Update: The following FIPs have been suspended or are inactive and will need support from the SR for their reactivation:

  • Guatemala mahi-mahi, suspended
  • Panama mahi-mahi, suspended
  • Peru mahi-mahi – longline (Confremar), inactive
  • Peru Pacific swordfish – longline, declared inactive in June 2018  

Further support needed: SFP has organized a field trip to southern Peru to recruit new participants for COREMAHI and the WWF mahi FIP and to broaden the scale of the FIP. Ask your southern Peru suppliers to join COREMAHI and the FIP.

Contact the FIP implementers and confirm your interest in the FIP making and publicly reporting good progress. 

3. Support for Mitigation of Overarching Fishery/FIP Sustainability issues

SR members agreed on the following SR action points: a) requesting the IATTC, through their national delegates, to support the Mahi Committee requests, and b) continuing to support current FIPs and the new FIPs. 

Relevant News: Two letters were sent to IATTC national commissioners: 1) The SR letter, to support COREMAHI requests to the 94th Meeting of the IATTC. The letter was sent in July to the US national commissioners for the IATTC. This letter was signed by five companies: Chefs Trading, D&E Import, Fortune International, Stavis Seafood, and Beaver Street Fisheries. 2) The COREMAHI letters, which were sent to national commissioners. The letters asked the commissioners to present COREMAHI requests at the 94th Meeting of the IATTC. The requests were established in the COREMAHI position statement, which was launched in a workshop in Quito on June 13 and 14.

In July, two COREMAHI delegates participated for the first time in the IATTC, in Bilbao, Spain.

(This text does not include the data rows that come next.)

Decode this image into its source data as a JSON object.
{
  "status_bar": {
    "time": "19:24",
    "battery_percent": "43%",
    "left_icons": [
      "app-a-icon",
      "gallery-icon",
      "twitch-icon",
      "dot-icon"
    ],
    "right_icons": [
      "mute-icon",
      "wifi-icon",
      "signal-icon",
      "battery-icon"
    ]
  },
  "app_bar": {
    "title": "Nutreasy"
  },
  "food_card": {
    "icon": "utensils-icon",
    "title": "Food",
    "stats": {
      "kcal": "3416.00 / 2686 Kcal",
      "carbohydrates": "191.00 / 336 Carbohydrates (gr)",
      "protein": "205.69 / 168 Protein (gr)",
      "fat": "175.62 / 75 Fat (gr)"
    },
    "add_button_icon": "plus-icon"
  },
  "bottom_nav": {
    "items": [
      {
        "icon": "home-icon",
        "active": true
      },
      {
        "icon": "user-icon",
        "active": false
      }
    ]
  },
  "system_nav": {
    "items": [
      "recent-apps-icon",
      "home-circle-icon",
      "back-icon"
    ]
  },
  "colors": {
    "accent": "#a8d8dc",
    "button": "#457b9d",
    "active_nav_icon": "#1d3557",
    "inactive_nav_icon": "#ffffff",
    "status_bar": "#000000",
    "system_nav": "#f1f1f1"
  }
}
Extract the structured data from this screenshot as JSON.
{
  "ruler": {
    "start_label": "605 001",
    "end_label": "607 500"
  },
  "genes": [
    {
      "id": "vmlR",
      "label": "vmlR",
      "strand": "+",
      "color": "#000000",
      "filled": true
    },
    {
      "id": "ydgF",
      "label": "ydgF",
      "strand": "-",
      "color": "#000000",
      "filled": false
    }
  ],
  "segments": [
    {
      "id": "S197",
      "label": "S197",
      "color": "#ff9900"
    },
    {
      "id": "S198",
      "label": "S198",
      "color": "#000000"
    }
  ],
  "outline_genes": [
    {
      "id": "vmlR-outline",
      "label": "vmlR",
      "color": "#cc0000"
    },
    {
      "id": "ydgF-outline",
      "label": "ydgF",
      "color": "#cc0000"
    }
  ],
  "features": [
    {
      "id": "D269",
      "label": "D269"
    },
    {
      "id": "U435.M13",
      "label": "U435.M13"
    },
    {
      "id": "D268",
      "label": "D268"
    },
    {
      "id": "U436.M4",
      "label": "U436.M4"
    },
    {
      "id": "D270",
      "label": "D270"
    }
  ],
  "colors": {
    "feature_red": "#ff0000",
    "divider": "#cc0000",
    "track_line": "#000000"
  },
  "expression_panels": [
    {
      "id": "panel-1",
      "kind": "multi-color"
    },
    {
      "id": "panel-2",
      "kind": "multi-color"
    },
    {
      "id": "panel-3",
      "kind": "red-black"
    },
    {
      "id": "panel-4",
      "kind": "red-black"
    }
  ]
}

This is the first time that artisanal longliners (fleets targeting tuna, mahi, and other large pelagics) have had a voice in the IATTC. They identified their allies within the IATTC to move votes to regulate FADs

SR members were informed of the conclusions of the 10th Meeting of the IATTC Scientific Advisory Committee (SAC), the 9th Meeting of the Working Group on Bycatch, and the 2nd Meeting of the Joint Tuna RFMO Working Group via email; there will be a follow-up webinar.

As part of a draft regional management strategy for mahi, there is a proposal to conduct a genetic study to identify the mahi stock structure in the EPO.

FishSource profiles for mahi in the EPO have been updated at the stock level. New profiles have been created for mahi-mahi caught by longline and pole and line in Ecuador.

Further support needed: SR members can attend a webinar about the key outcomes of the recent IATTC meeting. The webinar will take place on Thursday, November 21.

SR members to confirm their interest in the genetic sampling study to identify the mahi stock structure in Costa Rica, Ecuador, and Peru.

4. Expansion of the SR

No updates.

Further support needed: SR participants to report if they source from Brazil and refer other companies who do to the SR as well.